Why this blog?

"... Have patience with everything unresolved in your heart and try to love the questions themselves ... Do not search for the answers, which could not be given to you now, because you would not be able to live them. The point is to live everything. Live the questions now. Perhaps then, someday far in the future, you will gradually, without even noticing it, live your way into the answer." - Letters to a Young Artist, R. M. Rilke

Rooted in the promise and challenge of growth ...

these are letters from a young teacher.

Wednesday, April 20, 2011

Fading through the story

My students are well on their way, learning and practicing their stories for class performances at lunch next week. Parallel to work in small Story Circles of four students each, we've had some all-class workshop time, exploring one's own body as a material for developing one's story for performance.

Some background, though: Reggio Emilia pedagogy utilizes a variety of artistic materials to encourage children to express and describe their ideas. This approach is grounded in the idea that children speak in a hundred languages, and the materials allow for more diverse expression, and deeper learning for both student and teacher.

So, being accustomed to artistic materials, I asked the children: What if you didn't have materials to work with, but instead, used your body as a material to make your story your own?

You could act out your story. The movement of your body could help you think of words that would be good.

I sort of agree, but acting is really different than movement. Acting is saying lines. While I am telling the story I would do the thing, the movement that goes with the story.

If your story has two perspectives you could go from one to the other. Like, Max and the beasts in my story, Where the Wild Things Are. You can switch off between perspectives.
How is your body going to help you do that?
It could help explain how they move. How they’re different from each other, and not the same.
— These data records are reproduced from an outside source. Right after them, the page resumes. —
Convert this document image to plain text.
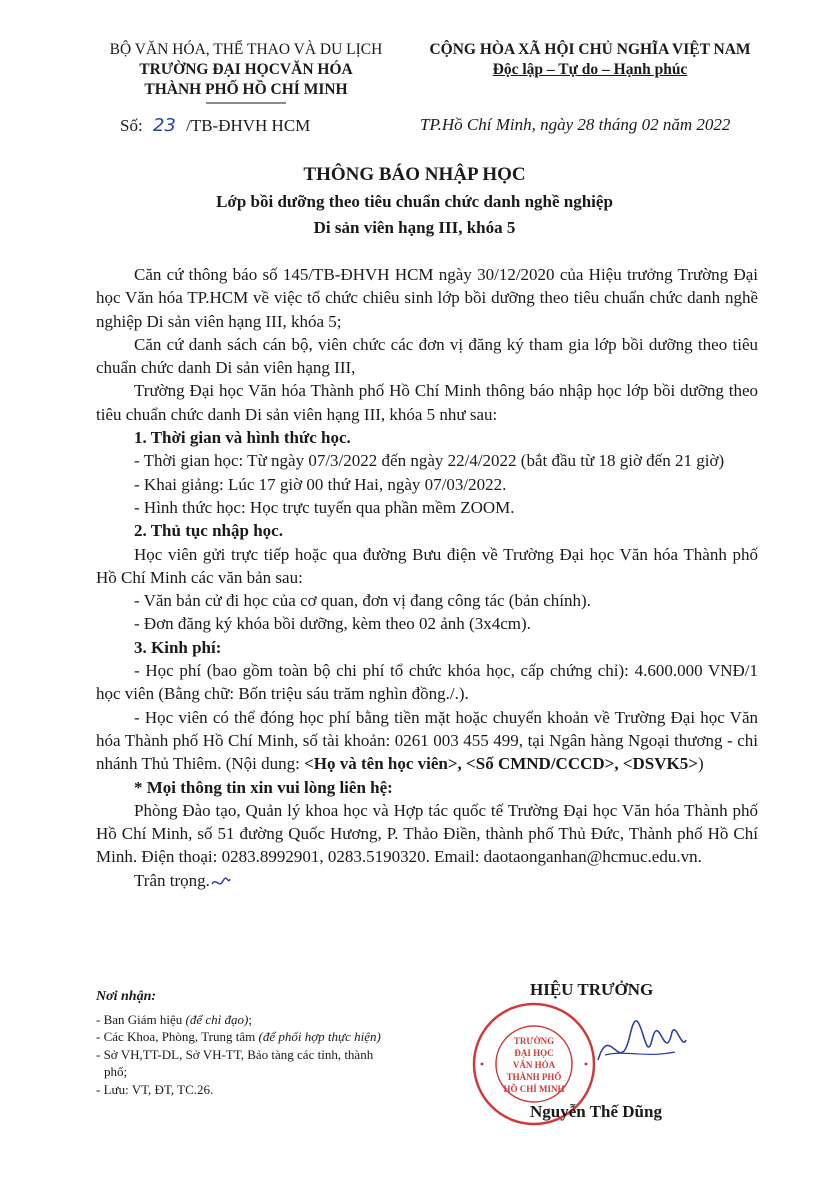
BỘ VĂN HÓA, THỂ THAO VÀ DU LỊCH
TRƯỜNG ĐẠI HỌCVĂN HÓA
THÀNH PHỐ HỒ CHÍ MINH
CỘNG HÒA XÃ HỘI CHỦ NGHĨA VIỆT NAM
Độc lập – Tự do – Hạnh phúc
Số: 23 /TB-ĐHVH HCM	TP.Hồ Chí Minh, ngày 28 tháng 02 năm 2022
THÔNG BÁO NHẬP HỌC
Lớp bồi dưỡng theo tiêu chuẩn chức danh nghề nghiệp
Di sản viên hạng III, khóa 5

Căn cứ thông báo số 145/TB-ĐHVH HCM ngày 30/12/2020 của Hiệu trưởng Trường Đại học Văn hóa TP.HCM về việc tổ chức chiêu sinh lớp bồi dưỡng theo tiêu chuẩn chức danh nghề nghiệp Di sản viên hạng III, khóa 5;

Căn cứ danh sách cán bộ, viên chức các đơn vị đăng ký tham gia lớp bồi dưỡng theo tiêu chuẩn chức danh Di sản viên hạng III,

Trường Đại học Văn hóa Thành phố Hồ Chí Minh thông báo nhập học lớp bồi dưỡng theo tiêu chuẩn chức danh Di sản viên hạng III, khóa 5 như sau:

1. Thời gian và hình thức học.

- Thời gian học: Từ ngày 07/3/2022 đến ngày 22/4/2022 (bắt đầu từ 18 giờ đến 21 giờ)

- Khai giảng: Lúc 17 giờ 00 thứ Hai, ngày 07/03/2022.

- Hình thức học: Học trực tuyến qua phần mềm ZOOM.

2. Thủ tục nhập học.

Học viên gửi trực tiếp hoặc qua đường Bưu điện về Trường Đại học Văn hóa Thành phố Hồ Chí Minh các văn bản sau:

- Văn bản cử đi học của cơ quan, đơn vị đang công tác (bản chính).

- Đơn đăng ký khóa bồi dưỡng, kèm theo 02 ảnh (3x4cm).

3. Kinh phí:

- Học phí (bao gồm toàn bộ chi phí tổ chức khóa học, cấp chứng chỉ): 4.600.000 VNĐ/1 học viên (Bằng chữ: Bốn triệu sáu trăm nghìn đồng./.).

- Học viên có thể đóng học phí bằng tiền mặt hoặc chuyển khoản về Trường Đại học Văn hóa Thành phố Hồ Chí Minh, số tài khoản: 0261 003 455 499, tại Ngân hàng Ngoại thương - chi nhánh Thủ Thiêm. (Nội dung: <Họ và tên học viên>, <Số CMND/CCCD>, <DSVK5>)

* Mọi thông tin xin vui lòng liên hệ:

Phòng Đào tạo, Quản lý khoa học và Hợp tác quốc tế Trường Đại học Văn hóa Thành phố Hồ Chí Minh, số 51 đường Quốc Hương, P. Thảo Điền, thành phố Thủ Đức, Thành phố Hồ Chí Minh. Điện thoại: 0283.8992901, 0283.5190320. Email: daotaonganhan@hcmuc.edu.vn.

Trân trọng.

Nơi nhận:
- Ban Giám hiệu (để chỉ đạo);
- Các Khoa, Phòng, Trung tâm (để phối hợp thực hiện)
- Sở VH,TT-DL, Sở VH-TT, Bảo tàng các tỉnh, thành phố;
- Lưu: VT, ĐT, TC.26.
TRƯỜNG
ĐẠI HỌC
VĂN HÓA
THÀNH PHỐ
HỒ CHÍ MINH
HIỆU TRƯỞNG
Nguyễn Thế Dũng
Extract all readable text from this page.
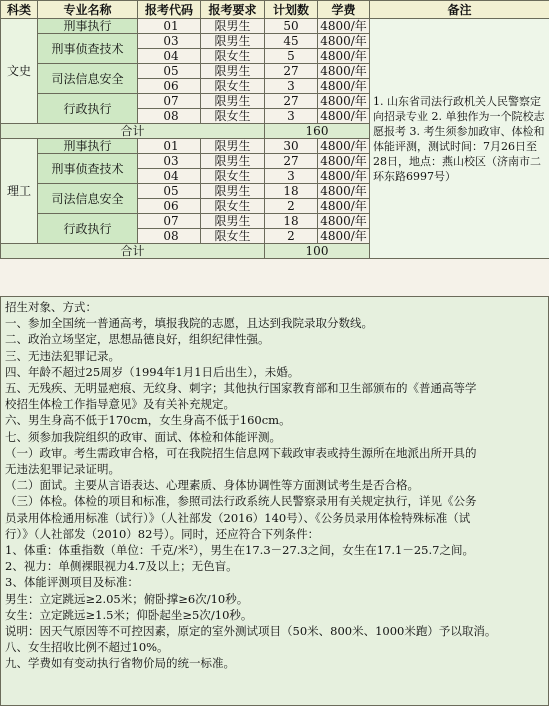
科类	专业名称	报考代码	报考要求	计划数	学费	备注
文史	刑事执行	01	限男生	50	4800/年	1. 山东省司法行政机关人民警察定向招录专业 2. 单独作为一个院校志愿报考 3. 考生须参加政审、体检和体能评测，测试时间：7月26日至28日，地点：燕山校区（济南市二环东路6997号）
	刑事侦查技术	03	限男生	45	4800/年	
		04	限女生	5	4800/年	
	司法信息安全	05	限男生	27	4800/年	
		06	限女生	3	4800/年	
	行政执行	07	限男生	27	4800/年	
		08	限女生	3	4800/年	
合计				160		
理工	刑事执行	01	限男生	30	4800/年	
	刑事侦查技术	03	限男生	27	4800/年	
		04	限女生	3	4800/年	
	司法信息安全	05	限男生	18	4800/年	
		06	限女生	2	4800/年	
	行政执行	07	限男生	18	4800/年	
		08	限女生	2	4800/年	
合计				100		

招生对象、方式：

一、参加全国统一普通高考，填报我院的志愿，且达到我院录取分数线。

二、政治立场坚定，思想品德良好，组织纪律性强。

三、无违法犯罪记录。

四、年龄不超过25周岁（1994年1月1日后出生），未婚。

五、无残疾、无明显疤痕、无纹身、刺字；其他执行国家教育部和卫生部颁布的《普通高等学

校招生体检工作指导意见》及有关补充规定。

六、男生身高不低于170cm，女生身高不低于160cm。

七、须参加我院组织的政审、面试、体检和体能评测。

（一）政审。考生需政审合格，可在我院招生信息网下载政审表或持生源所在地派出所开具的

无违法犯罪记录证明。

（二）面试。主要从言语表达、心理素质、身体协调性等方面测试考生是否合格。

（三）体检。体检的项目和标准，参照司法行政系统人民警察录用有关规定执行，详见《公务

员录用体检通用标准（试行）》（人社部发（2016）140号）、《公务员录用体检特殊标准（试

行）》（人社部发（2010）82号）。同时，还应符合下列条件：

1、体重：体重指数（单位：千克/米²），男生在17.3－27.3之间，女生在17.1－25.7之间。

2、视力：单侧裸眼视力4.7及以上；无色盲。

3、体能评测项目及标准：

男生：立定跳远≥2.05米；俯卧撑≥6次/10秒。

女生：立定跳远≥1.5米；仰卧起坐≥5次/10秒。

说明：因天气原因等不可控因素，原定的室外测试项目（50米、800米、1000米跑）予以取消。

八、女生招收比例不超过10%。

九、学费如有变动执行省物价局的统一标准。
I know that names put a color in my mind, so maybe you could put a movement with a name. You could think about what movement comes to your mind about a character, and then move like that character.

From there, we went to the workshop, exploring the perspective of familiar characters from stories I had told, as well as the characters of their stories. They went from the extreme of despair to the extreme of wonder as they walked, as a merchant, through the bitter cold up to a magnificent, magical castle. They went from being that merchant as he beheld the ugliest beast one could imagine to becoming that beast, and walking through the classroom as he would walk. They contemplated how the characters of their stories stand, walk, gesture, and express their thoughts on their face...

How was it? What did they learn?

It felt good. Just closing my eyes and imagining it, how the Beast looked and how he walked. It created a really good mental image in my mind. And I was able to act it out really well. I had a lot of space, so I could do whatever I needed to do. With materials, it’s different, because you can’t really change the way they look or move.

I think body motions really enhance the mental images for people.

It felt kind of strange to be transferring into those creatures. It was kind of fun to act out what the different creatures looked like, and maybe see what the merchant would look like, because I was also watching other people.

It felt like you were fading through the story, from one part of the story to the next.

As we gear up for our performances for each other next week, I gradually sense that these storytellers are actively making their stories their own. We talked about this early on - how necessary it is to learn a story, and then let go of the "original", so that one can develop one's own interpretation of the story. As they gather these experiences, I wonder what they are finding: How does a storyteller make a story their own? What materials are at hand and the most useful?